Traditional software is designed to behave predictably. When users take an action, the system responds in a defined way. Over time, users learn how the system behaves, and this predictability helps build confidence.
AI systems introduce a different kind of interaction.
Instead of following fixed rules, AI systems generate outputs based on probabilities and patterns. This means that outcomes can vary, even when users provide similar inputs. While this flexibility enables powerful capabilities, it also introduces uncertainty into the experience.
This uncertainty becomes part of what designers must consider.
Uncertainty Is Not New, But It Becomes Visible
All software contains some level of uncertainty. Network delays, incomplete data, or unexpected system behavior can affect outcomes. However, traditional software often hides this uncertainty behind deterministic interfaces.
AI systems make uncertainty more visible.
For example, a search engine that returns ranked results may already involve probabilistic logic, but users rarely think about it that way. In contrast, generative AI systems produce responses that feel more interpretive. Users may notice differences between outputs, gaps in reasoning, or unexpected phrasing.
These experiences make uncertainty more apparent.
Research from Microsoft Research has shown that users interacting with generative AI tools often form expectations quickly. When outputs vary in ways users do not anticipate, they may begin to question system reliability, even if overall performance remains strong.
This suggests that uncertainty is not just a technical characteristic — it becomes part of the user experience.
Users Adapt to Uncertainty
When interacting with AI systems, users often develop strategies for managing uncertainty.
Some users verify outputs before acting. Others use AI for low-risk tasks but avoid it in high-stakes situations. Over time, users build mental models about when AI is helpful and when it requires caution.
This behavior has been observed in studies of AI-assisted writing tools. Research from Stanford University found that users frequently relied on AI-generated drafts for initial ideas but edited heavily before finalizing content. Users treated AI as a collaborator rather than a definitive source.
This pattern reflects how users naturally adjust to uncertainty.
Design can support this process.
Designing for Uncertainty Means Supporting Interpretation
When systems produce uncertain outputs, users need ways to interpret results. This does not necessarily require explicit warnings or technical explanations. Instead, design can help users understand how to engage with AI effectively.
For example, recommendation systems often communicate uncertainty implicitly. Netflix presents recommendations as suggestions rather than definitive answers. This framing encourages exploration rather than reliance.
Similarly, autocomplete suggestions in products like Google Search or Docs are presented as optional inputs. Users can accept or ignore suggestions without committing to them. This interaction pattern helps users navigate uncertainty naturally.
These examples show how design shapes how users interpret probabilistic outputs.
Uncertainty Changes Interaction Patterns
AI systems often shift interaction patterns from confirmation to exploration.
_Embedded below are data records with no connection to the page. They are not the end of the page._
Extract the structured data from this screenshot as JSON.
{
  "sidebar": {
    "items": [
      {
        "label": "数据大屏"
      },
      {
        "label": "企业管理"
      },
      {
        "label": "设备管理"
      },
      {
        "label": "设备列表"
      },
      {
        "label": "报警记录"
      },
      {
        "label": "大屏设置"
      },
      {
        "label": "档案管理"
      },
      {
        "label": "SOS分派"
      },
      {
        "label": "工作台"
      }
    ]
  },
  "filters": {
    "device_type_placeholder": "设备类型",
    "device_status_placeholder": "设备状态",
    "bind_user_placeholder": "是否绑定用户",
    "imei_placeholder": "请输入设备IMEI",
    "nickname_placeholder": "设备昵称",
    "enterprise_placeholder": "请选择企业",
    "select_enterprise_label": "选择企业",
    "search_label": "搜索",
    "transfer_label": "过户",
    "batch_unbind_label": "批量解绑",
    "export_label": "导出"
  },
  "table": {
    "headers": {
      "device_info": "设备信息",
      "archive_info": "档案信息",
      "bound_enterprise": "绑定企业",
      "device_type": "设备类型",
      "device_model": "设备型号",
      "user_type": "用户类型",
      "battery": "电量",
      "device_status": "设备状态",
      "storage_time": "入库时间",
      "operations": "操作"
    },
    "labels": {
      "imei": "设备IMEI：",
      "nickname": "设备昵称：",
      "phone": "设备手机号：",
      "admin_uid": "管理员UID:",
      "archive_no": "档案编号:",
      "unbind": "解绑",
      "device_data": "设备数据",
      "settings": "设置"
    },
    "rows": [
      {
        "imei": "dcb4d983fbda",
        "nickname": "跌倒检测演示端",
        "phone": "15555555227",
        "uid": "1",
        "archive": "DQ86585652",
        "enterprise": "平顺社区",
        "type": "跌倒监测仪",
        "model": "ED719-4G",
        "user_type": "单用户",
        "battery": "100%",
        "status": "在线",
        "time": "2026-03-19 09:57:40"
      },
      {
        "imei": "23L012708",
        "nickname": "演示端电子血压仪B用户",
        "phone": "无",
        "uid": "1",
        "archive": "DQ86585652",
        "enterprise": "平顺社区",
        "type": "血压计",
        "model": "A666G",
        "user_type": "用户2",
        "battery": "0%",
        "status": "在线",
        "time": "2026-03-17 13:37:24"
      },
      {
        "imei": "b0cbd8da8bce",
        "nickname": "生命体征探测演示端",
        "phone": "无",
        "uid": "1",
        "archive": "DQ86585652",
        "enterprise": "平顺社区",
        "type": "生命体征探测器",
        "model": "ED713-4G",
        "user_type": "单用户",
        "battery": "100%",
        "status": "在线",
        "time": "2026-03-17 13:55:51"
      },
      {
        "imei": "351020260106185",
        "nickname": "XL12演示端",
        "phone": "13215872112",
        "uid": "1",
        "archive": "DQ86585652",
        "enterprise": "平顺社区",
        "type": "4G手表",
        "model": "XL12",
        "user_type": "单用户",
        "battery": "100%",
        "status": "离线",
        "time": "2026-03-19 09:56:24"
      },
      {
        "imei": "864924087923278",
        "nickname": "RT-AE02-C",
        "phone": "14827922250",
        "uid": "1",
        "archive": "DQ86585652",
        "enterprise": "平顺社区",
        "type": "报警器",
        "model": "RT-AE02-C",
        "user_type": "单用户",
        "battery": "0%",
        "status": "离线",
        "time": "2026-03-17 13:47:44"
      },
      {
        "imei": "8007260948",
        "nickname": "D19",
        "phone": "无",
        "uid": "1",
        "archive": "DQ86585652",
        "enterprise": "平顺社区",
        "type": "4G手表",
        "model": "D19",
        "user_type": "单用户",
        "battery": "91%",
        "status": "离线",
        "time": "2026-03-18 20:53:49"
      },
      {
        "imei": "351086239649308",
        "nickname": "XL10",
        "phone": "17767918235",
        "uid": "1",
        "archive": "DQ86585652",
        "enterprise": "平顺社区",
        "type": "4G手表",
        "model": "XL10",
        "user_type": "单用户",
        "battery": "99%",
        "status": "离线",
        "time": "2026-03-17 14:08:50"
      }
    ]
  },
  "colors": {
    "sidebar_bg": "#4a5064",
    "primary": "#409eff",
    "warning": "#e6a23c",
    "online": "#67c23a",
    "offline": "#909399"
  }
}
With traditional software, users often seek definitive answers. With AI systems, users may explore multiple outputs, refine prompts, or iterate on results. This creates a more conversational or exploratory interaction style.
Research from Nielsen Norman Group has noted that users interacting with generative AI tools often adopt iterative workflows, refining inputs to improve results. This behavior reflects how users manage uncertainty through interaction.
Designers can support these workflows by making iteration easy and visible.
The Role of Transparency
Transparency can also help users understand uncertainty, but it must be applied carefully. Too much technical detail may overwhelm users, while too little information may create confusion.
For example, AI-powered decision support tools in healthcare often provide explanations or confidence indicators. Studies published in Nature Digital Medicine have found that clinicians are more likely to trust AI recommendations when they can understand reasoning or review supporting information.
These findings suggest that transparency helps users interpret uncertain outputs.
However, transparency does not always require technical explanations. Simple design choices, such as framing outputs as suggestions or enabling verification, can also support understanding.
Uncertainty as a Design Constraint
Designing for uncertainty requires a shift in mindset. Instead of eliminating ambiguity, designers focus on helping users navigate it.
This may involve:
Supporting iteration
Encouraging verification
Allowing correction
Framing outputs appropriately
These considerations extend beyond interface design and into interaction design and workflow design.
As AI becomes more integrated into products, uncertainty becomes a core characteristic of the experience rather than an exception.
Designing Systems That Support Confidence
Uncertainty does not necessarily reduce confidence. When users understand how to work with AI, they often become more comfortable using it.
Over time, users develop familiarity with system behavior. They learn when to rely on AI and when to apply their own judgment. This balance supports more effective interactions.
Design plays a role in supporting this learning process.
As AI systems continue to evolve, designing for uncertainty becomes an essential part of creating usable, trustworthy experiences. Instead of attempting to remove uncertainty, designers help users understand and navigate it.
This shift reflects the broader transition from deterministic software to intelligent systems — and the new design challenges that come with it.